第16話 夢幻

「……ん」



 背中に何やらゴツゴツとした固さを感じながら目を開け、辺りを見回した後、俺は体を起こしながらポツリと呟いた。



「今回は森の中からか……さて、今夜も“あの子”に会いに行きたいけど、ここがまずどこの森かを知らないとだな」



 そう言いながら立ち上がり、もう一度辺りを見回そうとしたその時、「……あ」という声が聞こえ、俺がそちらに視線を向けると、そこにはランタンを手に持ちながら嬉しそうに俺を見る同い年の耳の尖った色白の肌の少女がいた。



「よっ、こんばんは」

「はい、こんばんは。今夜も会えましたね」

「そうだな。ところで、ここってどこだ?」

「ここは私の家がある町の近くにある森です」

「そっか。でも、こんな夜中にどうしたんだ? 眠れなくて散歩でもしてたのか?」

「はい。それで、今夜もあなたに会いたいと思っていたら、ちょうどあなたを見かけたので嬉しくなってつい来ちゃいました」

「ははっ、そっか。それは嬉しいな」



 少女の言葉に俺が嬉しさを覚えながら言うと、少女は近くにあった切り株に腰かけた。



「あなたこそどうしてこの森の中に?」

「んー……また気づいたらいたって感じかな?」

「そうですか……初めてお会いした時も思いましたけど、もしかしたらあなたには知らない内に転移系の魔法でも掛けられているのかもしれませんね」

「はは、そうかもな。さて、せっかくだから今夜も話をしようぜ。今日も色々あったから、話す事がたくさんあるんだ」

「はい。あなたのお話はいつも楽しいので、是非聞きたいです」

「わかった。それじゃあ、始めるな」



 そう言ってから、俺は少女に対していつものように朝から寝るまでの間にあった事を話し始めた。俺が話している間、少女はうんうんと頷いたり時には質問をしてきたりしながらしっかりと話を聞いてくれた。そして俺が話を終えると、少女は笑みを浮かべた。



「今夜のお話も面白かったです。本当にありがとうございます」

「どういたしまして。やっぱり、あいつらと一緒にいると、色々な事があって飽きないよ」

「……そうですか。私もその方達にお会いしたいですが、世界を転移する方法が無い事にはどうにも……」

「そうだよなぁ。でも、異世界から来たっていう勇者様は無事に帰ったらしいって前に言ってたよな?」

「噂ではそうです。なんでもこの世界を支配しようとした魔王やその部下達と次々と絆を結び、協力をして世界を渡る方法を見つけ出したとかで」

「なるほど……もし、それが本当だとしたら君もそれをやってみたいか?」

「はい。そして、そちらの世界であなたやお話に出てくるご友人の方々と色々なお話がしたいです」

「……そっか。もし、それが実現出来たらあいつらも喜ぶとおも──っと……」



 突然視界がぼんやりとし始めた瞬間、俺は時間切れなのを感じ、少女に向かって微笑みかけた。



「どうやら、今夜はここまでみたいだ」

「わかりました。またお会いできるのを楽しみにしていますね」

「おう。それじゃあな」

「はい」



 そして、俺の意識がスーっと薄れていくと同時に視界が暗闇に包まれていった。





「……んむ?」



 背中に布団の柔らかさを感じながら目を覚ました俺はゆっくりと目を開けた。すると、視界に入ってきたのはいつも通りの俺の部屋だった。
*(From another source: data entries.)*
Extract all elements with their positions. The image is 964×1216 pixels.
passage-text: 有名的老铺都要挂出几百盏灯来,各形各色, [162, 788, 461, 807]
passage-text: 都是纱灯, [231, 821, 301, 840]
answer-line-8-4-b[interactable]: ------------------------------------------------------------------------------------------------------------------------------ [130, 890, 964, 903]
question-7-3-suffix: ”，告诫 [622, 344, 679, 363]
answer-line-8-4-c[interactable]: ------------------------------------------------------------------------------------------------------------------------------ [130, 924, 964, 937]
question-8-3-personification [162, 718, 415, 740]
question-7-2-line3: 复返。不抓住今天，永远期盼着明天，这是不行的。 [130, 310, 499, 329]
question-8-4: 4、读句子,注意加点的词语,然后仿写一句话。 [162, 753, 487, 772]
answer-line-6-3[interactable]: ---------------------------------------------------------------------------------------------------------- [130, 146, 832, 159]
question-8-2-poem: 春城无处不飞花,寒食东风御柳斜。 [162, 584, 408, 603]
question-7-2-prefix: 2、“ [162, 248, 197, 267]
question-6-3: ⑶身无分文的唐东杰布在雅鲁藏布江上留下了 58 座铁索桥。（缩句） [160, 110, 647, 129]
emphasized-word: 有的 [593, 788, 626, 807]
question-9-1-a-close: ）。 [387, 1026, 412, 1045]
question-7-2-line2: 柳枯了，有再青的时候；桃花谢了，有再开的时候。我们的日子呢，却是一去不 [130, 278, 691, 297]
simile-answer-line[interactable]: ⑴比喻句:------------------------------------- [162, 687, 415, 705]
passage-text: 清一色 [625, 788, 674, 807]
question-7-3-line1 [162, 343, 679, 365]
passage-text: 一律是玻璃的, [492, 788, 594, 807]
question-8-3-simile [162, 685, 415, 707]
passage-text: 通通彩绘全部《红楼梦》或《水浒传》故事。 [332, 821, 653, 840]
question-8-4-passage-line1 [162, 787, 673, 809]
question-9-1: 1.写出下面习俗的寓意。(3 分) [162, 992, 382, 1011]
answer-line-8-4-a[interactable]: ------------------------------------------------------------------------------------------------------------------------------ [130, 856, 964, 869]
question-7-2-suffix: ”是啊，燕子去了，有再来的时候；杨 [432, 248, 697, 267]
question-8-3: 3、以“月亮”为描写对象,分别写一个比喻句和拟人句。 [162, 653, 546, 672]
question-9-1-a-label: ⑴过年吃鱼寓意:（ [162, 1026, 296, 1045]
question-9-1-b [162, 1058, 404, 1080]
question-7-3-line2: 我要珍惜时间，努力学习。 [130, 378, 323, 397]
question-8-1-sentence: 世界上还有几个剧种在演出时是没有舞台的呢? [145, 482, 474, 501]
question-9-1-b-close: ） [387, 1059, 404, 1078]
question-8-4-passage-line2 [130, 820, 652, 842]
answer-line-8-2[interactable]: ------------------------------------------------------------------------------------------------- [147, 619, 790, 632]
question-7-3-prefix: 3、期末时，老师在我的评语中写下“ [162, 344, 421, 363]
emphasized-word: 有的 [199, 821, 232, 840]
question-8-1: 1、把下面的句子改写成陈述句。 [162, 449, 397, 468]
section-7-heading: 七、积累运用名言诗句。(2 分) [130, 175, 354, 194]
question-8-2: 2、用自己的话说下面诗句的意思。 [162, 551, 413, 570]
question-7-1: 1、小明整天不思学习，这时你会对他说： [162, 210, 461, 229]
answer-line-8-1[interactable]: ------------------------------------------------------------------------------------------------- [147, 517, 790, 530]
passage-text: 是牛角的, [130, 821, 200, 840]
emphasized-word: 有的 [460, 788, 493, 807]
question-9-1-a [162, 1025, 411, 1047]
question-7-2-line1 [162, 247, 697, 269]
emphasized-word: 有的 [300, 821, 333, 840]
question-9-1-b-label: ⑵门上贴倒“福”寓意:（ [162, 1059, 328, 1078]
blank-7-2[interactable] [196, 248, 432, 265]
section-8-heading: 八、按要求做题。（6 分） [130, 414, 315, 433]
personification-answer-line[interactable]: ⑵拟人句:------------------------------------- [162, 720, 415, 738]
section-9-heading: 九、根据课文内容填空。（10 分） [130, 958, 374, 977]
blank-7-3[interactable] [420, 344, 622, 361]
「ふわぁ……朝か。それにしても……最近、よく“同じ夢”を見るよな。まあ、その日によって始まる場所や話す内容が違うから正確には同じじゃないけど」



 そんな事を独り言ちながら俺はさっき見た夢の内容と少女の笑顔を思い出し、幸せな気分に浸りながら苦笑いを浮かべた。


「でも、笑っちゃうよな。俺が異世界に毎晩転移魔法で飛ばされてる設定なのは。まあ、種族こそ違えどあの子は俺の理想のタイプではあるし、夢の中ではあるとしてもああやって毎晩会えるのは嬉しい限りだけどな。あーあ……ほんと、現実でもあんな彼女が欲しいなぁ……」



 ポツリとそんな事を呟いていたその時、腹からグーっという音が鳴ると同時に空腹感を覚え、俺は腹に手を当てた。



「おうおう、今日も腹の虫が鳴いてんな。うっし、それじゃあ今夜もあの夢が見られるように願いながら今日も一日頑張るとするか!」



 そして、ベッドから体を出し、すくっと立ち上がった後、俺はあの少女の笑顔を思い出してそれに元気をもらいながら部屋を出た。